Konflikt mit Nordkorea: Donald Trump hält Eskalation für möglich

Atomkonflikt mit Nordkorea : Trump hält Eskalation für möglich

In einem Interview hat US-Präsident Donald Trump vor einem "großen, großen Konflikt mit Nordkorea" gewarnt. Eine diplomatische Lösung hält er für schwierig. Unterdessen soll China Nordkorea erstmals mit Sanktionen gedroht haben.
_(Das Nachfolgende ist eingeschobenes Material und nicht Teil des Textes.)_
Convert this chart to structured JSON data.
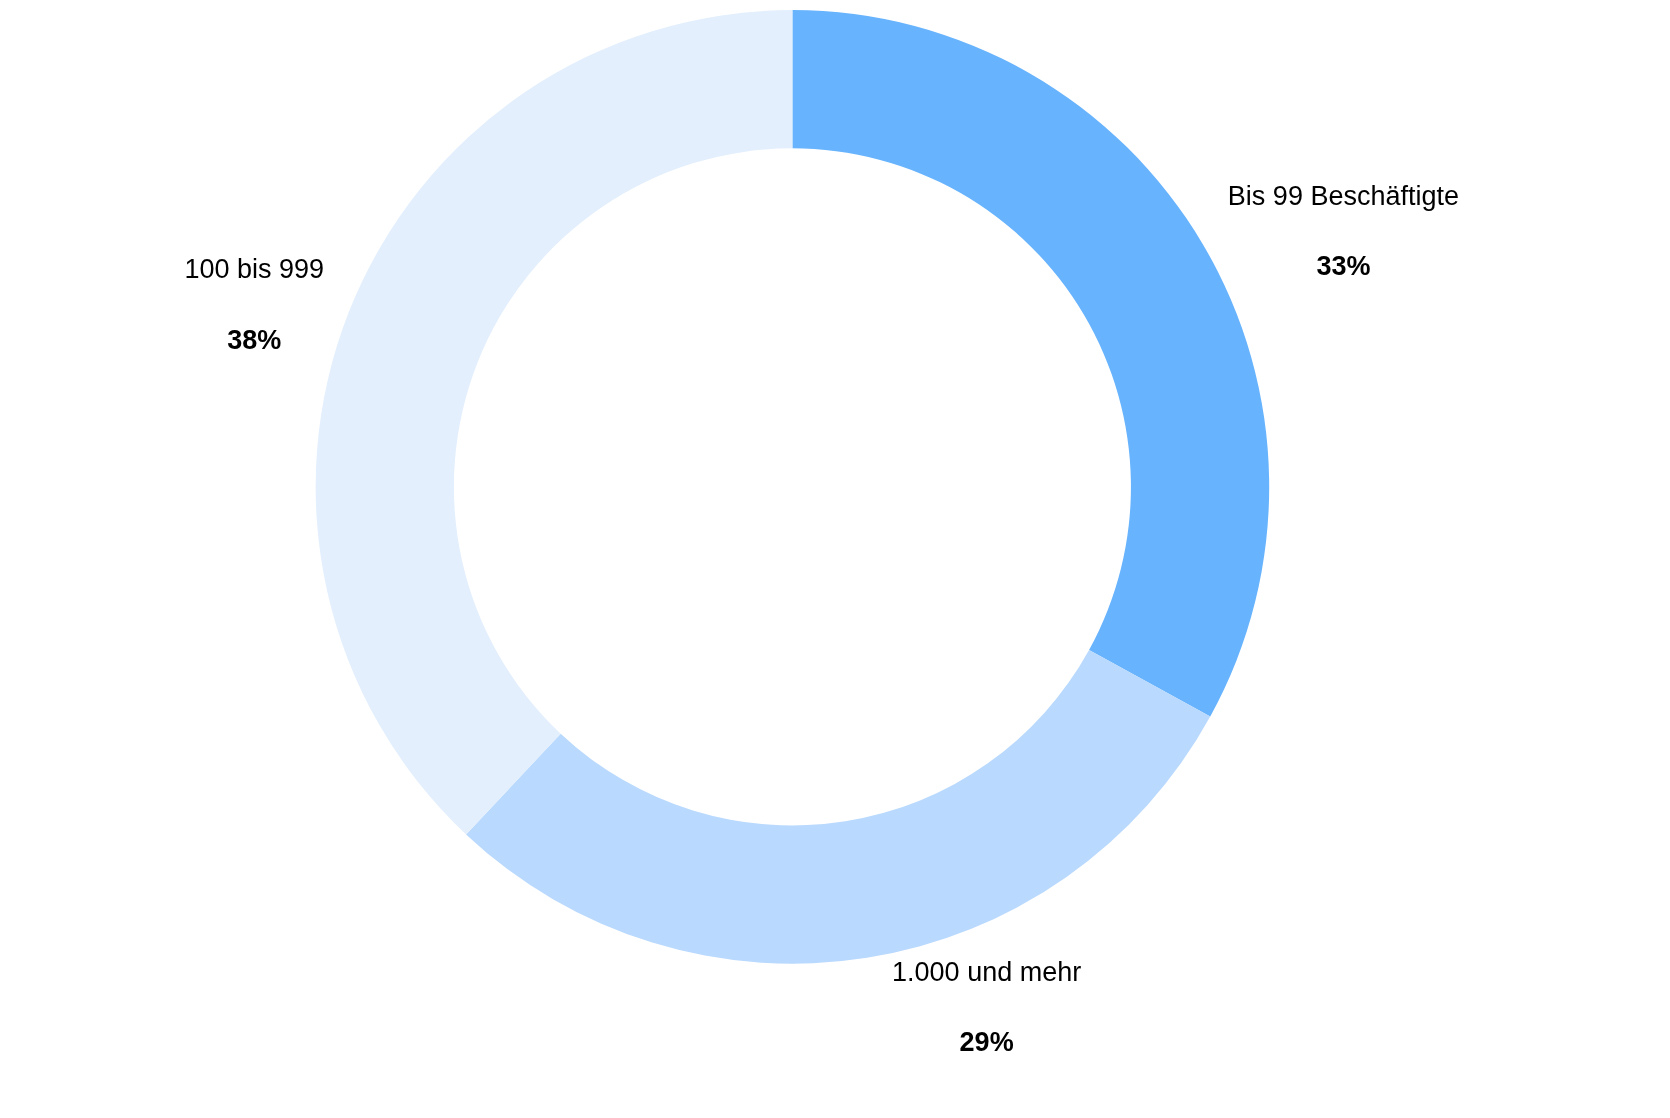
{
  "chart_data": {
    "type": "donut",
    "categories": [
      "Bis 99 Beschäftigte",
      "1.000 und mehr",
      "100 bis 999"
    ],
    "values": [
      33,
      29,
      38
    ],
    "value_labels": [
      "33%",
      "29%",
      "38%"
    ],
    "colors": [
      "#67b3fe",
      "#b9d9fe",
      "#e3effd"
    ],
    "legend": false
  }
}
Donald Trump hat vor einer Eskalation im Nordkorea-Konflikt gewarnt. "Am liebsten würden wir diese Dinge diplomatisch lösen, aber das ist sehr schwierig", sagte Trump in einem Interview der Nachrichtenagentur Reuters. "Es besteht die Möglichkeit, dass wir am Ende einen großen, großen Konflikt mit Nordkorea haben. Absolut". Den nordkoreanischen Machthaber Kim Jong Un könne er nur schwer einschätzen, so Trump. Er hoffe, dass Kim ein vernünftiger Mensch sei.

Zugleich lobte Trump die Hilfe des chinesischen Präsidenten Xi Jinping, bei den Bemühungen die Führung in Pjöngjang zum Einlenken im Konflikt um ihr Atom- und Raketenprogramm zu bewegen. "Ich denke, er bemüht sich sehr stark." Xi wolle sicherlich nicht, dass es zu einer Eskalation und Toten komme.

China soll Nordkorea mit Sanktionen gedroht haben

Nach Darstellung von US-Außenminister Rex Tillerson hat China Nordkorea mit Sanktionen gedroht, sollte das Land einen weiteren Atomtest unternehmen. Das habe die chinesische Regierung gegenüber den USA bestätigt, sagte Tillerson.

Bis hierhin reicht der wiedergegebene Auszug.